Tue, March 17, 2026 - 16:07
3 min
China decided to take advantage of the easing of US sanctions
China prepares to restart Russian oil purchases — Reuters Photo: China prepares to purchase Russian oil after a long hiatus (Getty Images)

After a four-month hiatus, Chinese state-owned oil companies are once again looking to purchase Russian oil to avoid shortages caused by the war in Iran. To do so, they have taken advantage of the easing of US sanctions, Reuters reports.

According to the agency, citing sources, subsidiaries of Sinopec and PetroChina approached suppliers this week regarding potential purchases of Russian oil. This could be their first deal since November.

As of March 17, no deals had been finalized, but two sources speaking to Reuters believe they could take place in the near future. Despite rising prices and premiums amid the US-Iran conflict that began on February 28, Russian oil remains cheaper than alternative supplies from Brazil and West Africa.

One of the Chinese state-owned traders said that companies are currently assessing payment and logistics options within the 30-day period of sanctions relief, which began on March 12 and applies to shipments already loaded.

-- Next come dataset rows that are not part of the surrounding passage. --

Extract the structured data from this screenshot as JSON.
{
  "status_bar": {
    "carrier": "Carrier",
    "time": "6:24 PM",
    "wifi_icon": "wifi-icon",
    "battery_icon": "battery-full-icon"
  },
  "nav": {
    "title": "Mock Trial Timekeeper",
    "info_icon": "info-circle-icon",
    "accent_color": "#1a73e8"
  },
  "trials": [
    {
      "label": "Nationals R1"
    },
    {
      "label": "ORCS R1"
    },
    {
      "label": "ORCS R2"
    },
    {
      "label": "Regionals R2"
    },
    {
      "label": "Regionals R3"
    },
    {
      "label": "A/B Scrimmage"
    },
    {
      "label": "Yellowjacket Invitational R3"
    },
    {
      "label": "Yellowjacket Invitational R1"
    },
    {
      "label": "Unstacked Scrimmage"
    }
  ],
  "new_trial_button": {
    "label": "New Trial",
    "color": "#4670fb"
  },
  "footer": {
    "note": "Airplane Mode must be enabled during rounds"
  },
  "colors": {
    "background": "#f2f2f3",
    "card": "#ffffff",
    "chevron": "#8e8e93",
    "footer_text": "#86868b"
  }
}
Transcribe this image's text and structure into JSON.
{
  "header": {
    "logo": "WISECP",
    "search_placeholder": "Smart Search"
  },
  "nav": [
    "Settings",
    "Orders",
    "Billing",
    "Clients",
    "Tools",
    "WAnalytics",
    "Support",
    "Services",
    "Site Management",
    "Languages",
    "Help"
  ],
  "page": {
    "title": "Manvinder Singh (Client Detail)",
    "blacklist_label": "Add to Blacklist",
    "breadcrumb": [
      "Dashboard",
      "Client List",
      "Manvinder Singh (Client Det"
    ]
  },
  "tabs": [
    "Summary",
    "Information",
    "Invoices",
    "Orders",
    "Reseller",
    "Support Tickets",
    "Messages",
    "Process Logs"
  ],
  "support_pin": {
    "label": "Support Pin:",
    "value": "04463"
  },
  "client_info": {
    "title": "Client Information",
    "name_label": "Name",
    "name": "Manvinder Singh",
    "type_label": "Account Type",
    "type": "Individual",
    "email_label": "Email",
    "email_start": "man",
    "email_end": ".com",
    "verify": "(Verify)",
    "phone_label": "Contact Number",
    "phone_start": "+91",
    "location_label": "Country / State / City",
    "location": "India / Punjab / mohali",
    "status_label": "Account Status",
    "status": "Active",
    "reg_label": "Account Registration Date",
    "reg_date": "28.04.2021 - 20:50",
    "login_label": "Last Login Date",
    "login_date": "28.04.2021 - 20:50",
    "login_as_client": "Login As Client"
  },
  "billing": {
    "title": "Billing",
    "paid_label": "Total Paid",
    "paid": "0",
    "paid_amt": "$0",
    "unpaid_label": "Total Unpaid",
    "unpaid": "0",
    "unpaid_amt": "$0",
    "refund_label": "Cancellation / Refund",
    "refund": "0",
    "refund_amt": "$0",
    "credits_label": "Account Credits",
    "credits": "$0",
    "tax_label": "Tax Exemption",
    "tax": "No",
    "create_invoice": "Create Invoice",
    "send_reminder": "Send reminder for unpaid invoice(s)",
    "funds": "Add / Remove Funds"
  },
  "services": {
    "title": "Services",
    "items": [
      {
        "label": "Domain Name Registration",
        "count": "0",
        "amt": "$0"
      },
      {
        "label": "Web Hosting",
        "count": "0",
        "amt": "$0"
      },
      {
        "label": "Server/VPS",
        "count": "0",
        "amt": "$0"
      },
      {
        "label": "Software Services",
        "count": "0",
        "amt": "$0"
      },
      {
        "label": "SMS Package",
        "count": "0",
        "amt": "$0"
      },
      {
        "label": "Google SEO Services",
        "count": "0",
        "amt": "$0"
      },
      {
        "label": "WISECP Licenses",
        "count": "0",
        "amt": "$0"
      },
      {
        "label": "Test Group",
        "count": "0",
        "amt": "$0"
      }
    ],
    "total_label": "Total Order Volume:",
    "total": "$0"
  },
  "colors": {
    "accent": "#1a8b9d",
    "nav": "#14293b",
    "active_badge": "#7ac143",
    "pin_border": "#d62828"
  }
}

At the same time, sources do not rule out that large companies may purchase Russian oil through intermediaries—independent Chinese refineries or traders who already have the necessary volumes.

"Some teapots are ready to resell, as that makes more money for them than ‌processing ⁠at their plants," a source tells Reuters.

Russian ESPO blend for delivery in late April, the main export grade from the Far East, was recently offered at a premium of about $8 per barrel to the July ICE Brent contract on a delivered basis.

By comparison, the Brazilian Tupi grade for the April shipment was priced at a premium of $12–15 to Brent quotes.

Middle East tensions impacted oil market

Following US and Israeli strikes on Iranian targets, Tehran announced the closure of the Strait of Hormuz.

This strait between Iran and Oman is one of the key routes for global oil trade—in 2025, approximately 13 million barrels passed through it daily, or about 31% of maritime shipments.

US intelligence also reported the mining of the shipping channel.

Against the backdrop of the Strait’s blockade, global oil prices rose sharply, leading to higher gasoline prices.

On March 13, the US Department of the Treasury temporarily eased sanctions against Russia, allowing the export of oil and petroleum products that had already been shipped for a period of 30 days.